Manifestation à but lucratif

Des manifestations éclairs en publicité

Photo picadillywilson, flycr - Les flashmobs envahissent les grandes villes du monde, dont Montréal. Cette bataille d'oreillers a eu lieu en septembre 2006, à Manchester, au Royaume-Uni.

Se battre à coups d’oreillers au Square Victoria ou danser dans une rame de métro: les flashmobs permettent d’égayer l’espace public de la métropole. Ces événements éclairs pourraient bientôt se marier à la publicité, pour le meilleur et pour le pire.

 

Le 15 janvier dernier, les Londoniens qui ont emprunté la station de train Liverpool ont eu droit à un spectacle différent de l’habituel musicien ambulant. À 11h tapantes, un medley musical a retenti des haut-parleurs de la station et 350 danseurs professionnels se sont lancés dans une chorégraphie endiablée. Au son de la dernière note, les artistes se sont dispersés comme si rien ne s’était passé, laissant les passants médusés. Le tout visait à promouvoir la compagnie de téléphonie cellulaire T-Mobile. Et le succès a été monstre: plus de huit millions de personnes ont visionné la performance sur YouTube.

L’un d’entre eux est le publicitaire montréalais Éric Langlois, fondateur de Trako Média, qui se spécialise dans le marketing non traditionnel, que ce soit à dos de scooter adapté ou avec un système d’écriture laser géant. Sa vision cadrait parfaitement avec les flashmobs, ces manifestations organisées sur la toile visant à réunir une foule dans un endroit public pour y commettre en groupe un geste inhabituel. «Après avoir vu le succès incroyable de cette campagne, je me suis dit qu’il y avait quelque chose à faire là.»

Éric Langlois offre donc depuis peu aux entreprises québécoises d’organiser des flashmobs publicitaires. Il a conçu différents concepts originaux qu’il tente de vendre, notamment pour à organismes caritatifs, mais ne peut les décrire pour ne pas briser l’effet de surprise de telles campagnes.

Selon lui, les Montréalais n’hésiteront pas à gonfler les rangs de ses futures manifestations, même si elles ont un objectif commercial. «Les gens ont envie de s’amuser. Commanditaire ou pas, si c’est original, il y a du monde qui va s’impliquer.» Il utilise un groupe Facebook pour recruter des bénévoles et  250 personnes sont déjà inscrites.

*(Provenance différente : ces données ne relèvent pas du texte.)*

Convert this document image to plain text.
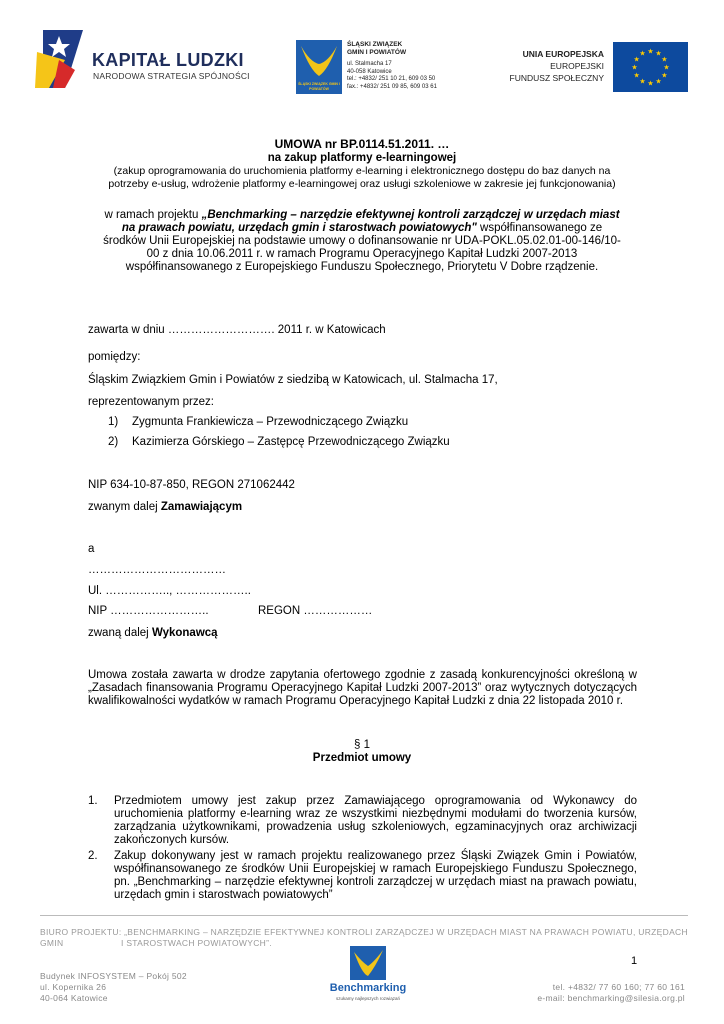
KAPITAŁ LUDZKI
NARODOWA STRATEGIA SPÓJNOŚCI
ŚLĄSKI ZWIĄZEK GMIN I POWIATÓW
ŚLĄSKI ZWIĄZEK
GMIN I POWIATÓW
ul. Stalmacha 17
40-058 Katowice
tel.: +4832/ 251 10 21, 609 03 50
fax.: +4832/ 251 09 85, 609 03 61
UNIA EUROPEJSKA
EUROPEJSKI
FUNDUSZ SPOŁECZNY
★ ★
★
★
★
★
★
★
★
★
★
★
UMOWA nr BP.0114.51.2011. …
na zakup platformy e-learningowej
(zakup oprogramowania do uruchomienia platformy e-learning i elektronicznego dostępu do baz danych na
potrzeby e-usług, wdrożenie platformy e-learningowej oraz usługi szkoleniowe w zakresie jej funkcjonowania)
w ramach projektu „Benchmarking – narzędzie efektywnej kontroli zarządczej w urzędach miast
na prawach powiatu, urzędach gmin i starostwach powiatowych" współfinansowanego ze
środków Unii Europejskiej na podstawie umowy o dofinansowanie nr UDA-POKL.05.02.01-00-146/10-
00 z dnia 10.06.2011 r. w ramach Programu Operacyjnego Kapitał Ludzki 2007-2013
współfinansowanego z Europejskiego Funduszu Społecznego, Priorytetu V Dobre rządzenie.
zawarta w dniu ………………………. 2011 r. w Katowicach
pomiędzy:
Śląskim Związkiem Gmin i Powiatów z siedzibą w Katowicach, ul. Stalmacha 17,
reprezentowanym przez:
1) Zygmunta Frankiewicza – Przewodniczącego Związku
2) Kazimierza Górskiego – Zastępcę Przewodniczącego Związku
NIP 634-10-87-850, REGON 271062442
zwanym dalej Zamawiającym
a
………………………………
Ul. …………….., ………………..
NIP ……………………..	REGON ………………
zwaną dalej Wykonawcą
Umowa została zawarta w drodze zapytania ofertowego zgodnie z zasadą konkurencyjności określoną w „Zasadach finansowania Programu Operacyjnego Kapitał Ludzki 2007-2013” oraz wytycznych dotyczących kwalifikowalności wydatków w ramach Programu Operacyjnego Kapitał Ludzki z dnia 22 listopada 2010 r.
§ 1
Przedmiot umowy
1. Przedmiotem umowy jest zakup przez Zamawiającego oprogramowania od Wykonawcy do uruchomienia platformy e-learning wraz ze wszystkimi niezbędnymi modułami do tworzenia kursów, zarządzania użytkownikami, prowadzenia usług szkoleniowych, egzaminacyjnych oraz archiwizacji zakończonych kursów.
2. Zakup dokonywany jest w ramach projektu realizowanego przez Śląski Związek Gmin i Powiatów, współfinansowanego ze środków Unii Europejskiej w ramach Europejskiego Funduszu Społecznego, pn. „Benchmarking – narzędzie efektywnej kontroli zarządczej w urzędach miast na prawach powiatu, urzędach gmin i starostwach powiatowych”
BIURO PROJEKTU: „BENCHMARKING – NARZĘDZIE EFEKTYWNEJ KONTROLI ZARZĄDCZEJ W URZĘDACH MIAST NA PRAWACH POWIATU, URZĘDACH GMIN	I STAROSTWACH POWIATOWYCH”.
1
Budynek INFOSYSTEM – Pokój 502
ul. Kopernika 26
40-064 Katowice
Benchmarking
szukamy najlepszych rozwiązań
tel. +4832/ 77 60 160; 77 60 161
e-mail: benchmarking@silesia.org.pl
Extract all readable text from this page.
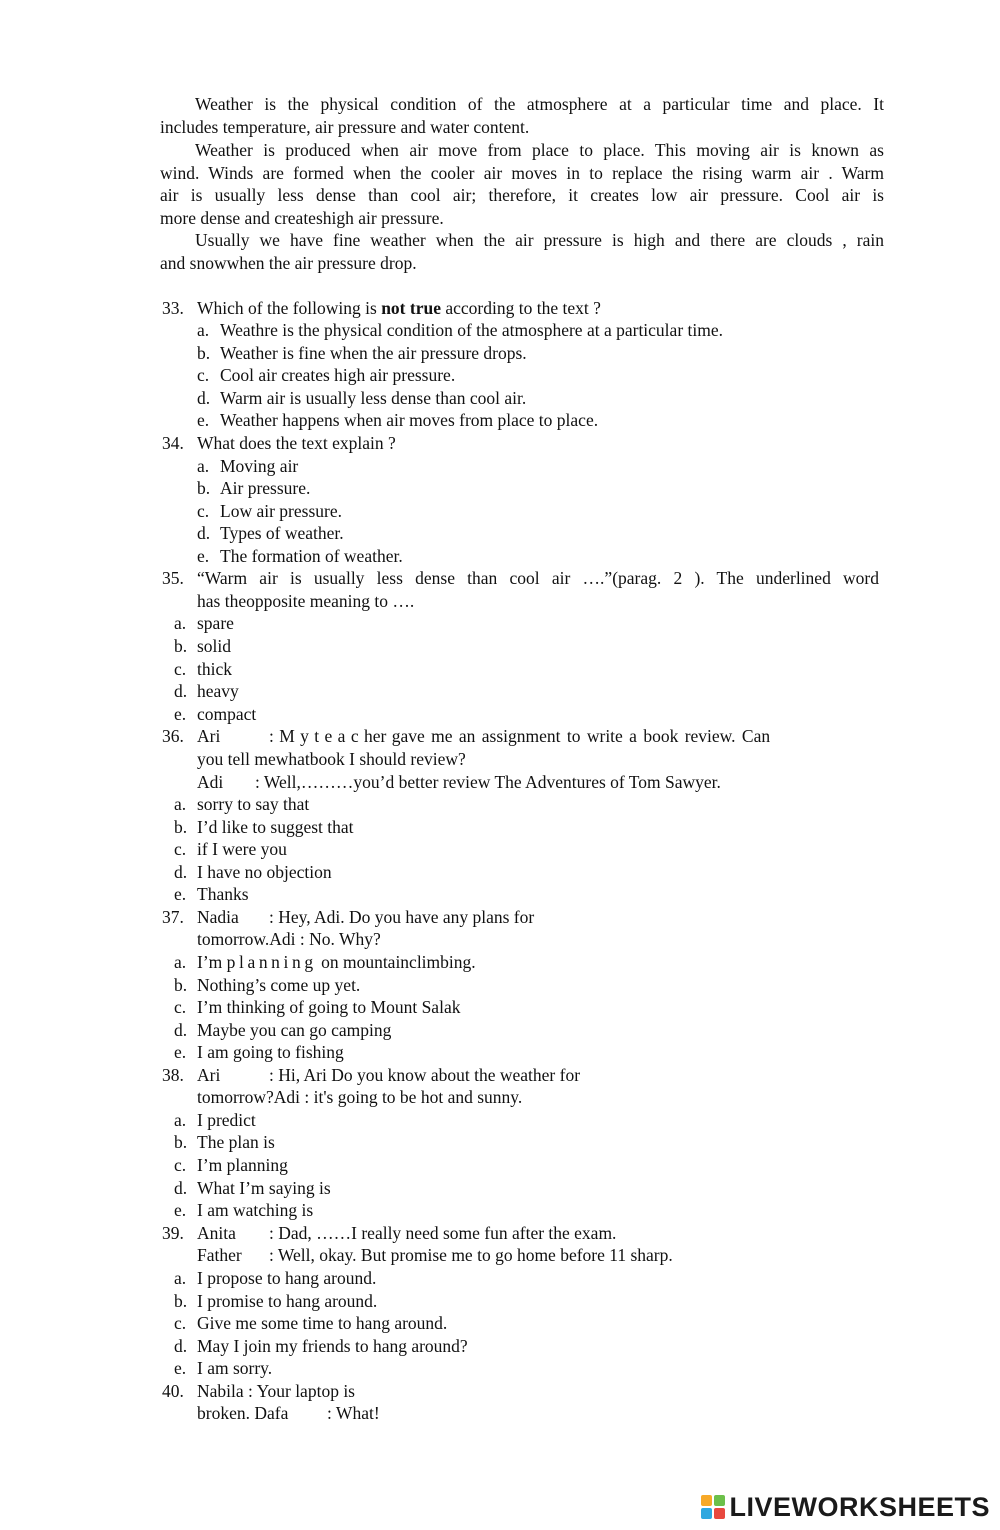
Weather is the physical condition of the atmosphere at a particular time and place. It
includes temperature, air pressure and water content.
Weather is produced when air move from place to place. This moving air is known as
wind. Winds are formed when the cooler air moves in to replace the rising warm air . Warm
air is usually less dense than cool air; therefore, it creates low air pressure. Cool air is
more dense and createshigh air pressure.
Usually we have fine weather when the air pressure is high and there are clouds , rain
and snowwhen the air pressure drop.
33. Which of the following is not true according to the text ?
a. Weathre is the physical condition of the atmosphere at a particular time.
b. Weather is fine when the air pressure drops.
c. Cool air creates high air pressure.
d. Warm air is usually less dense than cool air.
e. Weather happens when air moves from place to place.
34. What does the text explain ?
a. Moving air
b. Air pressure.
c. Low air pressure.
d. Types of weather.
e. The formation of weather.
35. “Warm air is usually less dense than cool air ….”(parag. 2 ). The underlined word
has theopposite meaning to ….
a. spare
b. solid
c. thick
d. heavy
e. compact
36. Ari	: M y t e a c her gave me an assignment to write a book review. Can
you tell mewhatbook I should review?
Adi : Well,………you’d better review The Adventures of Tom Sawyer.
a. sorry to say that
b. I’d like to suggest that
c. if I were you
d. I have no objection
e. Thanks
37. Nadia : Hey, Adi. Do you have any plans for
tomorrow.Adi : No. Why?
a. I’m planning on mountainclimbing.
b. Nothing’s come up yet.
c. I’m thinking of going to Mount Salak
d. Maybe you can go camping
e. I am going to fishing
38. Ari	: Hi, Ari Do you know about the weather for
tomorrow?Adi : it's going to be hot and sunny.
a. I predict
b. The plan is
c. I’m planning
d. What I’m saying is
e. I am watching is
39. Anita : Dad, ……I really need some fun after the exam.
Father : Well, okay. But promise me to go home before 11 sharp.
a. I propose to hang around.
b. I promise to hang around.
c. Give me some time to hang around.
d. May I join my friends to hang around?
e. I am sorry.
40. Nabila : Your laptop is
broken. Dafa : What!
LIVEWORKSHEETS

Tous ne sont cependant pas aussi enthousiastes. Un ancien flashmober, David Ratté, ne recommencerait pas l’expérience si elle était mercantile. «Je ne ferais pas ça pour une compagnie. Je n’adhère pas à ça, faire de la pub gratos pour vendre des disques ou quoi que soit d’autre.»

L’arrivée des flashmobs en publicité n’étonne pas outre mesure le vidéaste Philippe Langlois, un organisateur de manifestations éclairs. «La publicité va utiliser tous les moyens possibles pour vendre son produit. Elle va récupérer chaque mouvement qui prend de l’importance. Le bon côté, c’est que c’est beaucoup plus créatif que de passer des dépliants.»


La nouveauté à tout prix

S’il compte organiser d’autres festivités en public, pas question pour lui de reprendre les concepts déjà faits. «Pour moi, un freeze (quand un groupe reste immobile pendant un certain nombre de minutes) ou une bataille d’oreillers, ce n’est pas assez, ça me prend un côté plus créatif, un peu plus original.» Pour son premier événement, il avait réuni une vingtaine de personnes pour chanter le vieux succès disco Love Is In The Air dans un wagon de métro de la ligne orange.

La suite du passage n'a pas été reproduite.